The Calgary Flames have started the 2021–22 season on fire. While most pundits and fans expected very little from this team, Darryl Sutter had different ideas, and is coaching the Flames into one of the very best teams in the NHL.
With a league-leading +30 goal differential, the 10th most goals scored at 81, and the fewest goals allowed at 51, the Flames are simultaneously generating scoring chances and suppressing opponent scoring chances at extremely high rates.
However, there are some very clear splits between how the team has performed in each period, and there are areas of improvement to work on as the season progresses.
The opening period has been the Flames’ best this season.
They’ve scored 28 goals in the first period, 35% of their total goals, and allowed just 12, 24% of their total goals allowed. League-wide, that’s good for the most goals scored in first periods and the fourth fewest allowed. In total, 30% of the total goals scored and allowed by the Flames have occurred in the first period.
This period has been a clear area of strength for the team. They’ve been able to score the first goal of the game in 18/25 games this season and have entered the first intermission leading the game 15 times. They’ve ended up winning 12 of those games as well.
Starting games with gusto have been a problem for the Flames in recent years, but that has completely turned around this season. They are the best first period team in the league and use their quick starts very effectively.
The second period has gone a little differently.
The Flames have scored 22 goals, 27% of their total and 23rd most league-wide in the second period. However, they’ve also allowed only 14 goals—the fewest in the NHL. Essentially, the second period has been low scoring for both the Flames and their opponents so far this season, but the Flames are still coming out on top with a +8 goal differential.
In total, 27% of the total goals for and allowed have occurred in the second period this season. That’s 3% less than in the first.
One reason for this trend could be the long change. With the long change that is only present in regulation in the second period, it can be difficult for teams to create the same type of offence. Being on the road for the vast majority of the season (16/25 games or 64%) makes this even tougher.

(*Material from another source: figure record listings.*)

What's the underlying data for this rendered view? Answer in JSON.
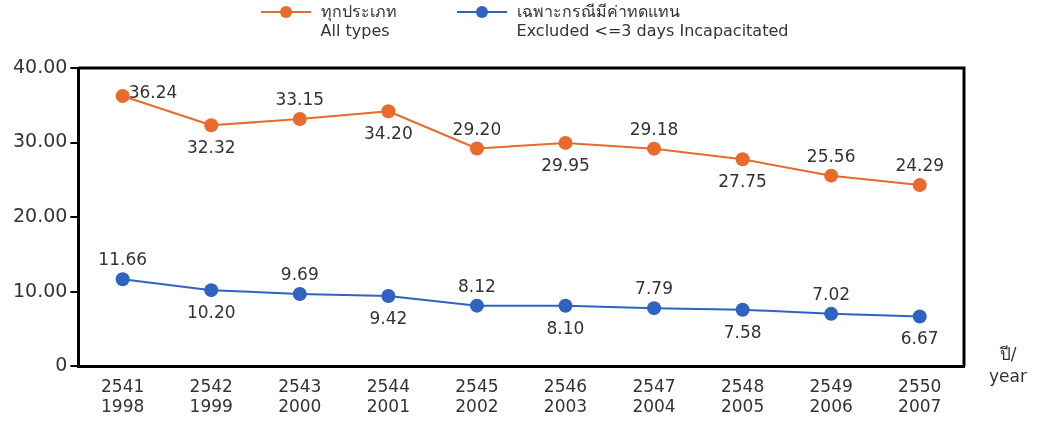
{
  "chart_data": {
    "type": "line",
    "categories": [
      "2541\n1998",
      "2542\n1999",
      "2543\n2000",
      "2544\n2001",
      "2545\n2002",
      "2546\n2003",
      "2547\n2004",
      "2548\n2005",
      "2549\n2006",
      "2550\n2007"
    ],
    "series": [
      {
        "name": "ทุกประเภท\nAll types",
        "color": "#e86a2c",
        "values": [
          36.24,
          32.32,
          33.15,
          34.2,
          29.2,
          29.95,
          29.18,
          27.75,
          25.56,
          24.29
        ],
        "value_labels": [
          "36.24",
          "32.32",
          "33.15",
          "34.20",
          "29.20",
          "29.95",
          "29.18",
          "27.75",
          "25.56",
          "24.29"
        ]
      },
      {
        "name": "เฉพาะกรณีมีค่าทดแทน\nExcluded <=3 days Incapacitated",
        "color": "#2f63c0",
        "values": [
          11.66,
          10.2,
          9.69,
          9.42,
          8.12,
          8.1,
          7.79,
          7.58,
          7.02,
          6.67
        ],
        "value_labels": [
          "11.66",
          "10.20",
          "9.69",
          "9.42",
          "8.12",
          "8.10",
          "7.79",
          "7.58",
          "7.02",
          "6.67"
        ]
      }
    ],
    "xlabel": "ปี/\nyear",
    "ylim": [
      0,
      40
    ],
    "yticks": [
      0,
      {
        "value": 10,
        "label": "10.00"
      },
      {
        "value": 20,
        "label": "20.00"
      },
      {
        "value": 30,
        "label": "30.00"
      },
      {
        "value": 40,
        "label": "40.00"
      }
    ],
    "grid": false,
    "legend": "top",
    "marker": "circle",
    "line_style": "solid"
  }
}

Another reason could be the fact that the Flames are so good in the first period. Jumping out in front of most of their hockey games this season has allowed them to play a tighter defensive game in the second period, not needing to push the pace as much to tie things up. If things start to slip in the first period, there will likely be more action in the second period, both for and against.
The third period has been the most eventful for the Flames so far this season.
They’ve scored the 11th most goals in the NHL with 28 and allowed the sixth fewest goals with 20. This accounts for 35% of their goals scored and 39% of their goals allowed. In total, 36% of the total goals scored and allowed have occurred in the third period.
This is a trend that Sutter most likely wants to curb. The Flames are still among the league leaders in both goals scored and goals allowed in the third period, but they allow significantly more goals in the third than in any other period. As the team that has led for the second most amount of time this season, it’s natural to see your opponents push back hard in the third period to try and even things up.
That being said, this is a clear area of improvement for the Flames. They can definitely be better both on offence and defence in the third period, instead of “hanging on” as we’ve seen them do several times so far, most recently in their tight 3–2 win against the Los Angeles Kings.
With a top-11 finish in both goals categories in the third period though, things could definitely be a lot worse for the Flames. There are improvements to be made, but they’ve been good in all three regulation periods this season.
This is where things have really not gone Calgary’s way this season.
For some reason, the Flames haven’t been able to recreate their overtime magic from previous seasons. Maybe it’s the departure of Mark Giordano, or it’s simply regression to the mean, but overtime is generally viewed as a coin flip and the Flames have come up short in five overtimes this season already.
At just one overtime goal scored, the Flames rank 25th in the NHL in this category. With five goals allowed, they rank dead last. Overtime has just not been fun for the Flames this season.
Teams seem to trade chances in the extra frame and it truly is a coin flip in most cases. With better puck management and positional awareness especially from the defencemen, the Flames ‘ luck in overtime will almost surely change as the season goes on. For now, let’s just be thankful they’re closing out most of their games in regulation.
A consistent effort
The Flames’ commitment to limiting goals against has been a consistent effort in all three period this season. Because they’ve managed to grab the lead in most of their games, it has allowed them to tighten things up and play a very strong checking style of game. Time will tell if this strategy will work if they don’t score first, but right now it’s working extremely well.